Read more: Finland and Sweden’s desire to join NATO shows that Putin has permanently redrawn the map of Europe


Turkey also took several measures that hampered Russia’s operational logistics during its military operations in Syria, such as limiting the passage of Black Sea warships through the Bosporus Strait (as it has done again in Ukraine) and prohibiting the passage of Russian military aircraft across its territory. air space.

As Sweden and Finland moved toward an official application for membership, the United States and other NATO members clearly stated their support for the Scandinavian countries’ accession. Even Russia has softened its earlier opposition which was accompanied by various threats. The United States and Britain have said that while membership applications were in process, Sweden and Finland would receive security guarantees.

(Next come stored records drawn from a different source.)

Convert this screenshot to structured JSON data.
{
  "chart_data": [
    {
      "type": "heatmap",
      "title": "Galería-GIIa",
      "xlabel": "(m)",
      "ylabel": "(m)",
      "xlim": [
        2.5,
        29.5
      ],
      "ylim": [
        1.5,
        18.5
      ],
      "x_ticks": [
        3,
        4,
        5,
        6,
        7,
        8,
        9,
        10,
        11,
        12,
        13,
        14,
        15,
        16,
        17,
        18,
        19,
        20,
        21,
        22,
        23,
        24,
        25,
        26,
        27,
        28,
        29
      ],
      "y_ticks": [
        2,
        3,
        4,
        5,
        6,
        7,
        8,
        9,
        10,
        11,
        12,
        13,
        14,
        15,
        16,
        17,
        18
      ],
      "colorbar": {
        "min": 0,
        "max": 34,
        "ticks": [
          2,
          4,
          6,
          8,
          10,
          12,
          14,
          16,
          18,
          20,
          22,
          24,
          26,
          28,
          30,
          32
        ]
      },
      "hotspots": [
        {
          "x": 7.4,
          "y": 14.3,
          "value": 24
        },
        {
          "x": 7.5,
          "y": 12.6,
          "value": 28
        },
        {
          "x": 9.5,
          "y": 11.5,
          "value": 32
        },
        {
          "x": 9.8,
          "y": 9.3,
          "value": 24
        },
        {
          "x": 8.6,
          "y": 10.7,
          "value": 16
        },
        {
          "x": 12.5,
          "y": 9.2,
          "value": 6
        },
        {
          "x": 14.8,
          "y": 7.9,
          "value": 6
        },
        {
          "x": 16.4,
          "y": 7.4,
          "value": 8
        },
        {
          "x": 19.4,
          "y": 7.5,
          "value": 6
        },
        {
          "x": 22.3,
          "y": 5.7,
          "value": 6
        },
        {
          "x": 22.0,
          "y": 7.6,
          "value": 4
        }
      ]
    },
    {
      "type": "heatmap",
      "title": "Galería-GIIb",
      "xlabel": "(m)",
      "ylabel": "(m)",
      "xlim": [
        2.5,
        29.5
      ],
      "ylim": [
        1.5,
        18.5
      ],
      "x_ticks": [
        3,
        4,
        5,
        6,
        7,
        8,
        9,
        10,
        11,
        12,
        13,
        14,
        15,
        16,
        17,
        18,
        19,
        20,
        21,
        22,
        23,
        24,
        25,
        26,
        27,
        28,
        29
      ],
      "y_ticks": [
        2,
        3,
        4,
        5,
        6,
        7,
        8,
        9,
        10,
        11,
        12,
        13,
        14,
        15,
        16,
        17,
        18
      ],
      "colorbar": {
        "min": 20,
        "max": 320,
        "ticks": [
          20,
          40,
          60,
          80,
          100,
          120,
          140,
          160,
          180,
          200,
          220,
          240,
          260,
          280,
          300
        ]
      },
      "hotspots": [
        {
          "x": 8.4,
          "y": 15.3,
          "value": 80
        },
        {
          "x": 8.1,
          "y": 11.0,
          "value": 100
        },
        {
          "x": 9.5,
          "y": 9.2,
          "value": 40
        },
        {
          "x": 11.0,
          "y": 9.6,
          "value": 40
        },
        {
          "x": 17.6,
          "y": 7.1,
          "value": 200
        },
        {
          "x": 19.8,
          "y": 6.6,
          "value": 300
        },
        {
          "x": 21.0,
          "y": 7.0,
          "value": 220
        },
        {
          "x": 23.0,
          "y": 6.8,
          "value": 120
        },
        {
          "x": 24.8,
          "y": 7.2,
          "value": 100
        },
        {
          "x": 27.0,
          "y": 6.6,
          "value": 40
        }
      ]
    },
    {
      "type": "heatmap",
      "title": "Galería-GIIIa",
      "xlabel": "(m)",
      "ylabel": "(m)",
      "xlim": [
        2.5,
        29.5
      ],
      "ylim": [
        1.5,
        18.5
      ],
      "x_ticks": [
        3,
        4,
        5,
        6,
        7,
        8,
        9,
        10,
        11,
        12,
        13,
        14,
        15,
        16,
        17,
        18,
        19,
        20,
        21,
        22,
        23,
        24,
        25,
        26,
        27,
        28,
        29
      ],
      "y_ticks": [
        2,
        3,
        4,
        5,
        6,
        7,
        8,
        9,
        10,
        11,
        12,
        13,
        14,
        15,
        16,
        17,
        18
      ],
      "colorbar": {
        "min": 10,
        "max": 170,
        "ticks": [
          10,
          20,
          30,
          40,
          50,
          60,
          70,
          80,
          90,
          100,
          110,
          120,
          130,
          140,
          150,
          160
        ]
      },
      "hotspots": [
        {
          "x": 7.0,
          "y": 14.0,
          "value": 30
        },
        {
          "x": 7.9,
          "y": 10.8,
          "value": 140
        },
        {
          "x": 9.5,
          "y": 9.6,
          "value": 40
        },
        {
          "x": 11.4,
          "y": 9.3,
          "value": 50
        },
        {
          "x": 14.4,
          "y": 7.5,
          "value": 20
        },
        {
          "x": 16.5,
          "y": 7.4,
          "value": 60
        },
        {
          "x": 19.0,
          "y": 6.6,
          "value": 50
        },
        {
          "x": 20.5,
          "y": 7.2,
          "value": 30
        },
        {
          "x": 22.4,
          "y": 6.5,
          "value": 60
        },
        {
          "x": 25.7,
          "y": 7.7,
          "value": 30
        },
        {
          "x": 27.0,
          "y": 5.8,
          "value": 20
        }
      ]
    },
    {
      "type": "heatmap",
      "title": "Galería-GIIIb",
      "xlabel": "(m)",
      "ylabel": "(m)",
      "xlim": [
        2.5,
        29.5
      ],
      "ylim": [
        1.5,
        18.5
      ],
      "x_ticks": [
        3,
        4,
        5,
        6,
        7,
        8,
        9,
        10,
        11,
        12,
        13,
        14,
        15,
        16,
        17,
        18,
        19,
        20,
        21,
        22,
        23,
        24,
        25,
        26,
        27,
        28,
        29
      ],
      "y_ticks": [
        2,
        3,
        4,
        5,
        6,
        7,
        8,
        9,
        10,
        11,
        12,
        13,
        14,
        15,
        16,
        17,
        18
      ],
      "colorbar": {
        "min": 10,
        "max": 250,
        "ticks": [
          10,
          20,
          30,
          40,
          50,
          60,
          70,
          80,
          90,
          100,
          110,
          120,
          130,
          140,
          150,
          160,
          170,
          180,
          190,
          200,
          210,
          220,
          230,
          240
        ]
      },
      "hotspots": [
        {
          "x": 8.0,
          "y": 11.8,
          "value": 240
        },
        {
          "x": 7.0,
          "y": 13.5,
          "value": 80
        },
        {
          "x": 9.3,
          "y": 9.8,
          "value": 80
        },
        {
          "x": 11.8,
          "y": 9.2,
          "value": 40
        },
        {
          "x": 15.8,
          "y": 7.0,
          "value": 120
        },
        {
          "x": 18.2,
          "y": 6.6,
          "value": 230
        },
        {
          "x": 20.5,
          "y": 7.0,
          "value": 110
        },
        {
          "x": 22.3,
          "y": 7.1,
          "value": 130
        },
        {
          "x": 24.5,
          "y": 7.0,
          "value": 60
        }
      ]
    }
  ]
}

Although Erdoğan has rejected visiting delegations from the two countries to discuss membership, Sweden and Finland remain optimistic as Turkey has hinted that it would be open to negotiations. Erdoğan is probably just opportunistic and hoping to seize the moment to extract concessions from the Nordic countries. Significantly, Sweden has already reaffirmed that it considers the PKK to be a terrorist organization.

But if Turkey does not show flexibility, it risks a situation where Sweden and Finland become de facto members of the alliance (enjoying security guarantees without being full members). Meanwhile, Turkey could become more isolated within NATO and risk losing all the political benefits it has gained from its ongoing military support for Ukraine, after years outside the alliance.